Abrió el paquete de gasas y se colocó otra capa sobre la primera, preguntándose si era significativo que la prometida segunda herida fuese un clavo en su mano.
Si iba detrás de Zillis, tendría en primer lugar una conversación con él. Nada más. Nada peor. Sólo una conversación seria.
En el caso de que Zillis fuera el psicópata, las preguntas deberían hacerse a punta de pistola.
Desde luego, si el chico no demostraba ser nada más que un morboso enfermo, no sería comprensivo; se cabrearía. Querría presentar cargos por allanamiento de morada, o lo que fuera.
La única manera de mantenerlo tranquilo sería intimidarlo.
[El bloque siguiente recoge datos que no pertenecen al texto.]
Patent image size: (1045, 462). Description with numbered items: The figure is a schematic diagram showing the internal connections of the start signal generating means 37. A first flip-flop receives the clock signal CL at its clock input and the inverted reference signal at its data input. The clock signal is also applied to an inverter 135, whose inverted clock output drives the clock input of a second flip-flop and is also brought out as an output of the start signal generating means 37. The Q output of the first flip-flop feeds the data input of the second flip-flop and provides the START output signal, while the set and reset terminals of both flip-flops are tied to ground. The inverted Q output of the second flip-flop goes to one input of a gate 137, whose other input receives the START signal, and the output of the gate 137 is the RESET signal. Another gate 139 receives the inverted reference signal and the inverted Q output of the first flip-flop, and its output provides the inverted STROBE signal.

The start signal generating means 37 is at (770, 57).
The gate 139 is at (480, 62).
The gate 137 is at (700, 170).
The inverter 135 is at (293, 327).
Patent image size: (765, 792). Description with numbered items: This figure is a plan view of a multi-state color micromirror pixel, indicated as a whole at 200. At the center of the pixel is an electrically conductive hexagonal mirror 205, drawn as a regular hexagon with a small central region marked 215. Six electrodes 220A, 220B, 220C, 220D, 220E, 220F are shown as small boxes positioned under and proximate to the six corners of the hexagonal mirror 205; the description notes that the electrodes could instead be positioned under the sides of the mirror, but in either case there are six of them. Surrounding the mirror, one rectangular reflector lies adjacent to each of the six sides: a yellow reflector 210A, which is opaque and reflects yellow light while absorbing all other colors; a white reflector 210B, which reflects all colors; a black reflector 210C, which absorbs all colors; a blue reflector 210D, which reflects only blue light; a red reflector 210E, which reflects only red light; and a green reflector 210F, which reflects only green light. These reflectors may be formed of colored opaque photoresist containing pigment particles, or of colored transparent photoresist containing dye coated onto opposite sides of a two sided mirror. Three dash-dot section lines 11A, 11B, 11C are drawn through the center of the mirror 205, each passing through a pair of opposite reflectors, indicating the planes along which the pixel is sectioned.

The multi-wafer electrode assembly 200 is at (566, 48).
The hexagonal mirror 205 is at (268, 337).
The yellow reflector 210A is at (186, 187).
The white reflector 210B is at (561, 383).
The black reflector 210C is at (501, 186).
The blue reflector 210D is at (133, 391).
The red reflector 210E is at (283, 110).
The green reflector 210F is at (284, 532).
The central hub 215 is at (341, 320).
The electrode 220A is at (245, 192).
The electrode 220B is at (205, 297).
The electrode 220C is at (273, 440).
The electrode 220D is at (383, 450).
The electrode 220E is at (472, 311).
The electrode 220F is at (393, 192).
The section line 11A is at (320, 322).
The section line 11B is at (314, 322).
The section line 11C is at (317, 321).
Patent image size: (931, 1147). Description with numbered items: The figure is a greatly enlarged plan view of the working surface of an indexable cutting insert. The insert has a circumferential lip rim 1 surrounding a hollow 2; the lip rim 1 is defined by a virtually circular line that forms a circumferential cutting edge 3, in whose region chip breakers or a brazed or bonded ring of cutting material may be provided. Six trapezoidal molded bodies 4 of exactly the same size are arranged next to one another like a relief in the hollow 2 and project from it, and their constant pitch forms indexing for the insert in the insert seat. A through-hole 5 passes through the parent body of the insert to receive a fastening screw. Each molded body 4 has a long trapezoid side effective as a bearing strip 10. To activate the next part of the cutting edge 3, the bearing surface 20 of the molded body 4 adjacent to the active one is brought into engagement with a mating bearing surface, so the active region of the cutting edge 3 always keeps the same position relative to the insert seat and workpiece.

No se dejaría intimidar con facilidad, a menos que Billy le hiciera tanto daño como para que le prestara atención y a menos que él creyera que le lastimaría todavía más si llamaba a la policía.
Antes de ir tras Zillis, Billy tenía que estar seguro de poder atacar a un hombre inocente y amenazarlo para mantenerlo en silencio.
Flexionó y abrió su mano izquierda, ligeramente rígida. La flexionó y la abrió.
Aquí se le presentaba una opción no del todo forzada: podía pasar a la acción, lastimar e intimidar a un hombre inocente… o demorarse, pensar, esperar a que se desarrollaran los acontecimientos y, por consiguiente, posiblemente poner a Barbara en un peligro mayor.
Tú eliges.
Siempre había sido así. Siempre lo sería. Actuar o no actuar. Esperar o marcharse. Cerrar una puerta o abrirla. Retirarse de la vida o entrar en ella.
No tenía horas ni días para analizar el dilema. De cualquier manera, si contara con más tiempo sólo lograría perderse en el análisis.
Buscó la sabiduría aprendida de experiencias difíciles y que fuera aplicable a esta situación, pero no encontró nada. La única sabiduría es la sabiduría de la humildad.
A fin de cuentas, podía tomar una decisión basada nada más que en la pureza de su motivo. Pero posiblemente incluso no conocía la verdad completa de su motivo.
Arrancó el motor. Se alejó del bar de carretera.
No podía encontrar la luna, esa finísima media luna. Estaría a sus espaldas.